César Díaz

Personal information
- Full name: César Antonio Díaz Escobar
- Date of birth: 20 June 1975 (age 51)
- Place of birth: Santiago, Chile
- Height: 1.76 m (5 ft 9 in)
- Position: Forward

Youth career
- Panamericano K8

Senior career*
- Years: Team / Apps / (Gls)
- 1992–1993: Compañía de Teléfonos / – / (–)
- 1994–1997: Palestino / 56 / (21)
- 1997–2000: Cobreloa / 64 / (23)
- 2001: Audax Italiano / 20 / (5)
- 2002: Santiago Morning / 25 / (2)
- 2003: Coquimbo Unido / 23 / (7)
- 2004: Deportes Temuco / 38 / (30)
- 2005: Santiago Wanderers / 17 / (8)
- 2005–2007: Cobresal / 63 / (36)
- 2008: Deportes Melipilla / 29 / (10)
- 2009–2010: Curicó Unido / 50 / (13)
- 2011: Deportes Antofagasta / 19 / (3)
- Total:  / 404 / (158)

= César Díaz (footballer, born 1975) =

Chilean footballer (born 1975)

César Antonio Díaz Escobar (born 20 June 1975) is a Chilean former professional footballer, who played as a forward, and current manager.

==Playing career==
Born in Santiago, Díaz was with Panamericano K8 from San Miguel before starting his career with Compañía de Teléfonos (CTC) in the Chilean Tercera División. He played for 12 clubs during a 20-year professional career. Later, he played for Club Deportivo Palestino in 1994, moving to Cobreloa after four seasons.

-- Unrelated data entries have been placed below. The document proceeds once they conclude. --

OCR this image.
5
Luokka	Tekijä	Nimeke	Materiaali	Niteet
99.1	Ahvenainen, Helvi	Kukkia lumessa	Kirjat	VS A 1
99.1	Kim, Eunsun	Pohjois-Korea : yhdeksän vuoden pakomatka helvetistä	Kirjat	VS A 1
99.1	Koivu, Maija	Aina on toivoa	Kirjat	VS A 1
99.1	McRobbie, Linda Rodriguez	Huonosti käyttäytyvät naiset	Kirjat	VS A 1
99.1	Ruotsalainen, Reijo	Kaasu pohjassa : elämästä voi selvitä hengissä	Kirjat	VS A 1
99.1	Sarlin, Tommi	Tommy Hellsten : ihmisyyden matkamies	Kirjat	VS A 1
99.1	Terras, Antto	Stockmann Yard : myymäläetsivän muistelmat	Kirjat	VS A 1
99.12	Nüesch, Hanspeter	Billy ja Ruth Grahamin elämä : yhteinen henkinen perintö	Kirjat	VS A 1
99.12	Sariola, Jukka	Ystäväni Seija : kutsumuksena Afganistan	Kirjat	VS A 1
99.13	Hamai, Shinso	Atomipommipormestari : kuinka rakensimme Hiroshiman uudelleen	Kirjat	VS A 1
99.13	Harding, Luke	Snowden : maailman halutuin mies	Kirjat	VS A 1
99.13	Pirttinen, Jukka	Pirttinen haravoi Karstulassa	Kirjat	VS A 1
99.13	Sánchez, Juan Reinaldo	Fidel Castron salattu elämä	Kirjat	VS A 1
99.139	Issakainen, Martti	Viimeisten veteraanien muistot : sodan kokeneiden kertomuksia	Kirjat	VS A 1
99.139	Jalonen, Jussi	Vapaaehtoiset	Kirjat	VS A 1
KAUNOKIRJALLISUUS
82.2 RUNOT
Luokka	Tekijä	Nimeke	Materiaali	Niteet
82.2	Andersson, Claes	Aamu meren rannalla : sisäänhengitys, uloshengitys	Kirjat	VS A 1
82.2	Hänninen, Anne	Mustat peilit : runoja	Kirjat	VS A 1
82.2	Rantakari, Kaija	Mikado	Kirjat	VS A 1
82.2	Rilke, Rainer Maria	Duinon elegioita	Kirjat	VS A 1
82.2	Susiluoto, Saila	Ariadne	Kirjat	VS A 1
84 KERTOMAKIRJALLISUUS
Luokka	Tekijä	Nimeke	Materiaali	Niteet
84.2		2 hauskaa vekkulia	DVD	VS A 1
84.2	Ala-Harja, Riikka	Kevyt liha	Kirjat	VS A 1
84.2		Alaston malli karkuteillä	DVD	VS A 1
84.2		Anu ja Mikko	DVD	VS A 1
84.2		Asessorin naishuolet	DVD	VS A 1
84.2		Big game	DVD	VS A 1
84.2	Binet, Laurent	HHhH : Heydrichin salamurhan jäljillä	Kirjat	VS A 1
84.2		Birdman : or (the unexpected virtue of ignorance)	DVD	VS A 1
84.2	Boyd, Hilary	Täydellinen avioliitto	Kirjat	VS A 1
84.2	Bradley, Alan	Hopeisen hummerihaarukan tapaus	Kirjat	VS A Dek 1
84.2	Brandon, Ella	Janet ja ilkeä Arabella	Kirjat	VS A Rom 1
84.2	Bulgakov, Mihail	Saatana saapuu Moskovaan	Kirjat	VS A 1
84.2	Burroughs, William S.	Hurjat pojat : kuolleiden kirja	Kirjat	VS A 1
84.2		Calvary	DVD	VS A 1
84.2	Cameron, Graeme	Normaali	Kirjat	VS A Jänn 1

Díaz went on to represent, in his country's top division but also in the second, Audax Italiano, Santiago Morning, Coquimbo Unido, Deportes Temuco, Santiago Wanderers, Cobresal, Deportes Melipilla, Curicó Unido and Deportes Antofagasta, retiring at the age of 36. He scored his last goal on 4 September 2011 in a 5–0 away win against Deportes Copiapó and, in 2005, was crowned joint-top scorer to help Cobresal to the sixth overall position.

==Coaching career==
In December 2022, Díaz assumed as coach of free agents at the INAF (National Football Institute), the trade union of players in the Chilean football.